Engineering and investigation of the interlayer exchange coupling in bcc Fe/Cu/Fe(001) structures

This thesis presents experimental and theoretical studies of interlayer exchange coupling between two Fe layers separated by a modified Cu spacer. The purpose of the experimental and theoretical work was to determine how the interlayer exchange coupling was affected when the central atomic layer of the pure Cu spacer was replaced by one atomic layer of a foreign X element or an X-Cu alloy. The multilayer structures have the general form: Fe/Cu/X cCu1-c/Cu/Fe where XcCu1-c indicates 1 atomic layer of foreign atoms X (Cr, Ag, Fe or Fe57) of concentration c alloyed with Cu atoms. The ultrathin films were grown using Molecular Beam Epitaxy. The exchange coupling was determined from ferromagnetic resonance and Magneto-Optical Kerr Effect and compared to Brillouin Light Scattering studies performed by Prof J. F. Cochran. The magnetic state of the 57Fe atoms was obtained from Mossbauer studies performed by Prof P. Schurer.

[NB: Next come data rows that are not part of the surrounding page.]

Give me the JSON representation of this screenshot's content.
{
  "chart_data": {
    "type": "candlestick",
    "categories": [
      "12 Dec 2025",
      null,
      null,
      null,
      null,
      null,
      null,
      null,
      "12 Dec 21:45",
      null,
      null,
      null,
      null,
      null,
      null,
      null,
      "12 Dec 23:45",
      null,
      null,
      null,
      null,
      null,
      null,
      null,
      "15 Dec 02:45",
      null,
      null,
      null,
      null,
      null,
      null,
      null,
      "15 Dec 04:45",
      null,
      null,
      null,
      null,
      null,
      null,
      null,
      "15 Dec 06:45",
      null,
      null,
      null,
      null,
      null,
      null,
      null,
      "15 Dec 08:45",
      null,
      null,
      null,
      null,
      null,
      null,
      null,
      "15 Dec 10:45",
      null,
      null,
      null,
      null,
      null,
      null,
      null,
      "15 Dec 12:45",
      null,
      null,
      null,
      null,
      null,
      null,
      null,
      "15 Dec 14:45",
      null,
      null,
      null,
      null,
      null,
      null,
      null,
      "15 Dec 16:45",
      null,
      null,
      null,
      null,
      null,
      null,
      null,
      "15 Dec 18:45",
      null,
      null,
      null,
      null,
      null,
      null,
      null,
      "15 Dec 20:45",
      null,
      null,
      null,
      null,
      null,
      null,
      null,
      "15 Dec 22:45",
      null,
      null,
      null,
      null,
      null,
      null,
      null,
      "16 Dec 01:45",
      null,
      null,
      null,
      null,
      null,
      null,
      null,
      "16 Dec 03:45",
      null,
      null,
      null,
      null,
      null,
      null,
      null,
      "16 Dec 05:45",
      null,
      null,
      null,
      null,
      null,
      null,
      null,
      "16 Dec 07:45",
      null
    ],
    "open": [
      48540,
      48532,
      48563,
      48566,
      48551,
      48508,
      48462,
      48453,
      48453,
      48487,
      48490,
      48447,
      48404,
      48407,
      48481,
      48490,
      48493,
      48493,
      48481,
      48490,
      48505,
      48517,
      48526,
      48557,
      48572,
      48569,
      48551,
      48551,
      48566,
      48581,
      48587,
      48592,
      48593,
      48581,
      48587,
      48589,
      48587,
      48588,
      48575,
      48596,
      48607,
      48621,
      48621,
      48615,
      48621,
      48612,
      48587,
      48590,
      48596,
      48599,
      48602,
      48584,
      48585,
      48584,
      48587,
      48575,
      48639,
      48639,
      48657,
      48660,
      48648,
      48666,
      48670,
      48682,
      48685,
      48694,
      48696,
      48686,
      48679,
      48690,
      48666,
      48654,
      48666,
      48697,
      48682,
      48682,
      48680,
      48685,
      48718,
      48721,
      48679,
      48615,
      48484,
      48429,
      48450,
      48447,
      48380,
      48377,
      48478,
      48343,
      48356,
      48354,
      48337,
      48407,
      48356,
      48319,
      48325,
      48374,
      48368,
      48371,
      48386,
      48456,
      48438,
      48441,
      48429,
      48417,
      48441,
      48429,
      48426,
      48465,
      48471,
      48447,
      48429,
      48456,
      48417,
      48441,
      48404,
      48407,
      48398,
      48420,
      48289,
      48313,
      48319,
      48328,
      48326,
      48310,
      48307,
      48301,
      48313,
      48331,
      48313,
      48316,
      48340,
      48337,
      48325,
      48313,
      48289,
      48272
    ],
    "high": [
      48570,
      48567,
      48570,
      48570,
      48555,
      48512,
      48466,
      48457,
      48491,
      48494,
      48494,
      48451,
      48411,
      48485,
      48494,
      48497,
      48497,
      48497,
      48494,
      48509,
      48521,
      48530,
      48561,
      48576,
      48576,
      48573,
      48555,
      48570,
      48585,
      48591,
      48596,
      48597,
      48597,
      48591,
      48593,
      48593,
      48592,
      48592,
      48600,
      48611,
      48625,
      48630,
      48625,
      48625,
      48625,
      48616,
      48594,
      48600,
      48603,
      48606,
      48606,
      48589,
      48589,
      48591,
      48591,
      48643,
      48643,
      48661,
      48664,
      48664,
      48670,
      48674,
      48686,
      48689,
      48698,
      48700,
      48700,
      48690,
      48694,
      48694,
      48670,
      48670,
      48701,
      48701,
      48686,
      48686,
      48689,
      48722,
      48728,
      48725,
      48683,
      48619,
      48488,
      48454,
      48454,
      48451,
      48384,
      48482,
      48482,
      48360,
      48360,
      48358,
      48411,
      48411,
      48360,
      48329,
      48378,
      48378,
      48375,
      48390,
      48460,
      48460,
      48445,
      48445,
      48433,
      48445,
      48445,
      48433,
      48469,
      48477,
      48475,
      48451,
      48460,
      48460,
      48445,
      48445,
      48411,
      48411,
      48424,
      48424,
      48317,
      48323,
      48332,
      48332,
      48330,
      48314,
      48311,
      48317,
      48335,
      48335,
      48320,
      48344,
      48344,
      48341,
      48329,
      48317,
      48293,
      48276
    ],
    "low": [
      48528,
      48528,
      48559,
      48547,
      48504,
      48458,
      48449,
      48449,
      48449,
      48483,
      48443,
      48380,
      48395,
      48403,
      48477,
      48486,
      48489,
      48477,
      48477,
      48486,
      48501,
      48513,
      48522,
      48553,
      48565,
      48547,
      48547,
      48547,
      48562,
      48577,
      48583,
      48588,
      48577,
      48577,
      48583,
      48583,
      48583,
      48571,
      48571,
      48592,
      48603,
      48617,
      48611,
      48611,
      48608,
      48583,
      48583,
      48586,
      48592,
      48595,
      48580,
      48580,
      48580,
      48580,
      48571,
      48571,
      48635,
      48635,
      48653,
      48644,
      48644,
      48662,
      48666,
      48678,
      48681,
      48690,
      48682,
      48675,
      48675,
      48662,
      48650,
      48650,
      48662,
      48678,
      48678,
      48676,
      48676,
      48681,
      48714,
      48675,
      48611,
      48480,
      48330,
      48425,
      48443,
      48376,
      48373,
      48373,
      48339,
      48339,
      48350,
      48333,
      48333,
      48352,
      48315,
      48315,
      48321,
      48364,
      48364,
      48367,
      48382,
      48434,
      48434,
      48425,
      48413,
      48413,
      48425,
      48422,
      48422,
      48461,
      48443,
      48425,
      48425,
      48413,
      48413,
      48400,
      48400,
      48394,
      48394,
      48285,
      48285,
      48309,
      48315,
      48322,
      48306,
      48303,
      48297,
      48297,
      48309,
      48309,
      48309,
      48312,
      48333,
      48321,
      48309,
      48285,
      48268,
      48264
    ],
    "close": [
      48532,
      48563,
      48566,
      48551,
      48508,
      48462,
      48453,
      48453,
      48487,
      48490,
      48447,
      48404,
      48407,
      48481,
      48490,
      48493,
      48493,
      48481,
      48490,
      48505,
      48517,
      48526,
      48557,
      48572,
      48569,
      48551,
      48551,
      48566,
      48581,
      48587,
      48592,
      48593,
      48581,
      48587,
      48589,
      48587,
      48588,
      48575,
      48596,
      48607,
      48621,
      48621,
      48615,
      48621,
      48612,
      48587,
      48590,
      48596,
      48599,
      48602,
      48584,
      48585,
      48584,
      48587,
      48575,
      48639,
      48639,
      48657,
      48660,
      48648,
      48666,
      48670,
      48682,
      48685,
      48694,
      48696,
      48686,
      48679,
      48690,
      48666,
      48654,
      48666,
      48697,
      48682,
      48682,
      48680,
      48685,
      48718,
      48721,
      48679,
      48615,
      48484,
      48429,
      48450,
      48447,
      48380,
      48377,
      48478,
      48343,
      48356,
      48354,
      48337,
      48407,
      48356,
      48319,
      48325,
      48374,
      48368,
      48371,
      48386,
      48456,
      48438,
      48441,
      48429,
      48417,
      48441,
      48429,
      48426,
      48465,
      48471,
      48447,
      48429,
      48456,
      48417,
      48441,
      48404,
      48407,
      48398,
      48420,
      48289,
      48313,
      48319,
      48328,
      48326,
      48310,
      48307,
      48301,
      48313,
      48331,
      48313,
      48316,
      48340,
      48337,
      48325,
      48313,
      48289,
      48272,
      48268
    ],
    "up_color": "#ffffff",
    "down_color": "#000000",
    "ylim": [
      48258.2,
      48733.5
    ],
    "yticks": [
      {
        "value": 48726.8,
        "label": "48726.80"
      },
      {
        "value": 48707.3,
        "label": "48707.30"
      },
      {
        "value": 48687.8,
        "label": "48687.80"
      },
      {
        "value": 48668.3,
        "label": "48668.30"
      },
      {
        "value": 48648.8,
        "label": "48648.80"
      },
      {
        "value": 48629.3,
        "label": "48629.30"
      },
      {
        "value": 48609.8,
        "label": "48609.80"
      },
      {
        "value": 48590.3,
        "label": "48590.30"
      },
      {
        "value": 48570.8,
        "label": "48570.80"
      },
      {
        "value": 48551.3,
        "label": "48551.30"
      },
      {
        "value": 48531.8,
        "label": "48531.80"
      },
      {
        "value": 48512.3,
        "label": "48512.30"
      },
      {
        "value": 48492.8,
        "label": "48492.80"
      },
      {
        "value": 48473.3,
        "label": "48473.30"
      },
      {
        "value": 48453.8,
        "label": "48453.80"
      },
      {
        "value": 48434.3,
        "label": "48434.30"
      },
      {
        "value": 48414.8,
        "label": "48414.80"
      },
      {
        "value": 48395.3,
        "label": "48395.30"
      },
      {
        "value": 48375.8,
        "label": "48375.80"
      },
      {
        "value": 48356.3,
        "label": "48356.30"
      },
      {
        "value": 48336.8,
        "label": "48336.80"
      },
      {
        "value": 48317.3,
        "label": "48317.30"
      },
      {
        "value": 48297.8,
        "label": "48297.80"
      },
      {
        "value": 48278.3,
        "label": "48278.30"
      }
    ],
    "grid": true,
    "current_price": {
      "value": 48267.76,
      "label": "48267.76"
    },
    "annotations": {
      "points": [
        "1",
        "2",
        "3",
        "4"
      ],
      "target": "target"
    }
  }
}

The experimental results showed that the presence of foreign atoms inside the Cu spacer significantly decreases the antiferromagnetic bilinear exchange coupling of the pure Cu spacer. In the case of magnetically ordered Fe the coupling changed its sign to ferromagnetic. Any desired value of the interlayer exchange coupling could be engineered by varying the type and concentration of the foreign atoms. The first principles theoretical calculation were performed using the Layer Korringa-Kohn-Rostoker method. Both the experiment and theory showed that the exchange coupling is primarily affected by the magnetic state of the foreign atoms, and secondarily by their electronic structure and lattice relaxations.